Konflik gajah dengan masyarakat meningkat di Aceh Timur. Namun
kiat -kiat untuk mengatasi terus dilakukan pemerintah Aceh Timur. , Senin 21
Maret 2016 Bupati Aceh Timur H.Hasballah HM.Thaib atau yang akrap disapa Rocky
menggunakan Helikopter Jenis BEL-207 mengamati dari udara titik-titik rencana
pembangunan barier (pembatas—red)
gajah liar disejumlah kecamatan dalam Kabupaten Aceh Timur.

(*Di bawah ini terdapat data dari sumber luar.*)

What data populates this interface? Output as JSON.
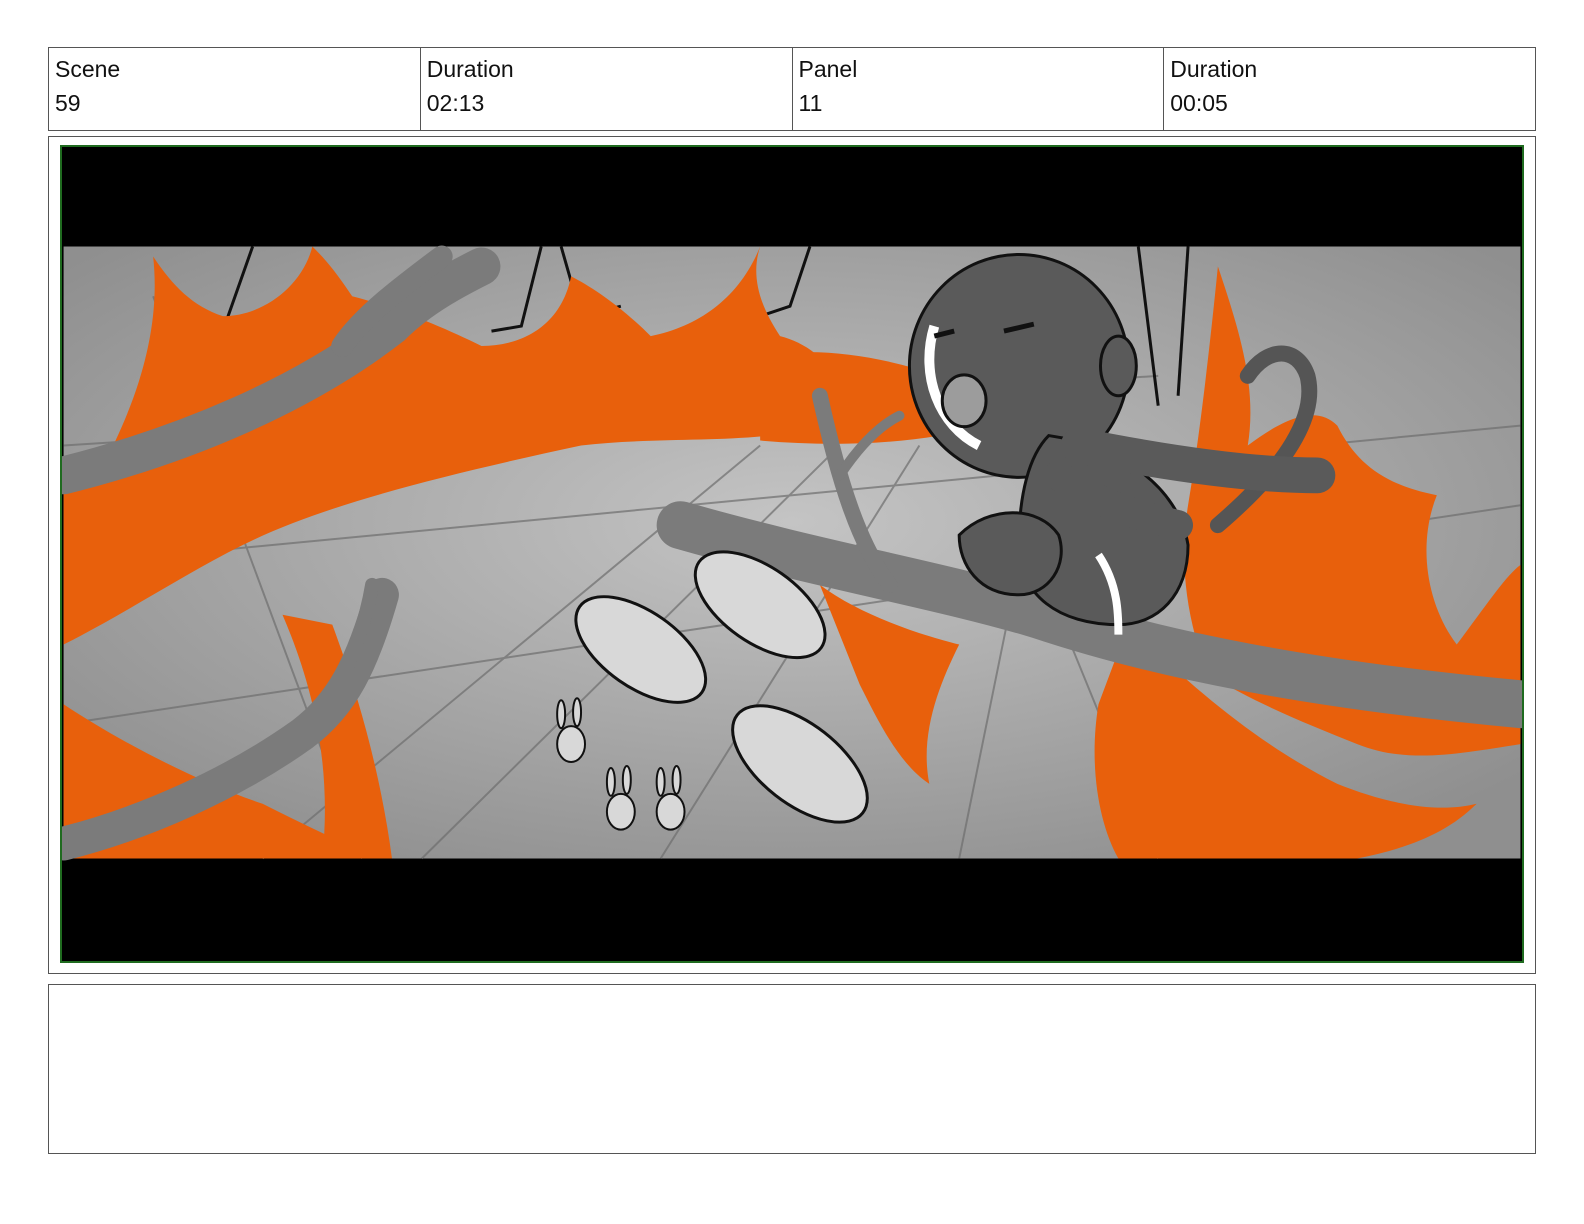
{
  "header": {
    "scene_label": "Scene",
    "scene_value": "59",
    "scene_duration_label": "Duration",
    "scene_duration_value": "02:13",
    "panel_label": "Panel",
    "panel_value": "11",
    "panel_duration_label": "Duration",
    "panel_duration_value": "00:05"
  },
  "panel": {
    "frame_border_color": "#1f6b1f",
    "palette": {
      "fire": "#e8600c",
      "ground": "#a6a6a6",
      "branch": "#7b7b7b",
      "letterbox": "#000000"
    }
  },
  "notes": {
    "text": ""
  }
}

Saat itu, Bupati Rocky didampingi Kepala Dinas Kehutanan dan
Perkebunan Kabupaten Aceh Timur, Iskandar, SH dan Manager Forum Koservasi
Leuser (FKL), Rudi Putra. Kawasan hutan yang dilihat melalui udara mulai dari
Indra Makmur, Pante Bidari, Peunarun, Ranto Peureulak, Serbajadi, Simpang
Jernih, Ranto Selamat dan Birem Bayeun.
Bupati Aceh Timur, H.Hasballah HM.Thaib dalam kesempatan itu
mengatakan, pengamatan kawasan hutan khususnya titik-titik yang rawan amukan
gajah bertujuan untuk memaksimalkan penggiringan gajah yang rencananya akan
dilakukan dalam waktu dekat.
“Gajah-gajah jinak sudah ditempatkan di CRU Serbajadi.
Penggiringan akan dilakukan, namun untuk lebih maksimal akan dibangun barier
terlebih dahulu, sehingga gajah yang sudah digiring tidak keluar lagi ke
pemukiman penduduk,” ujar Bupati Rocky.
Dia juga berterimakasih kepada FKL yang telah membantu Aceh Timur
dalam menyelesaikan konflik gajah. Bahkan, sebagai wujud kebersamaan dalam
menjaga gajah sebagai satwa dilindungi, Bupati Rocky mengajak pihak perusahaan
yang bergerak dibidang perkebunan untuk menyisihkan Corporate Social
Responsibility (CSR) untuk membangun barier dibeberapa titik ataupun yang
berbatasan langsung dengan HGU-nya masing-masing.
Secara bersamaan, Forum Konservasi Leuser (FKL) mengaku yakin
dengan usahanya dalam menyelesaikan konflik gajah yang terjadi di Aceh Timur
mulai dari 2006 hingga sekarang.
“Tapi program ini juga mendapat dukungan dan kerjasama yang baik dengan Dishutbun Aceh Timur dan Balai Konservasi Sumber Daya Alam (BKSDA) Aceh,” kata Manager FKL, Rudi Putra. (*).
“Tapi program ini juga mendapat dukungan dan kerjasama yang baik dengan Dishutbun Aceh Timur dan Balai Konservasi Sumber Daya Alam (BKSDA) Aceh,” kata Manager FKL, Rudi Putra. (*).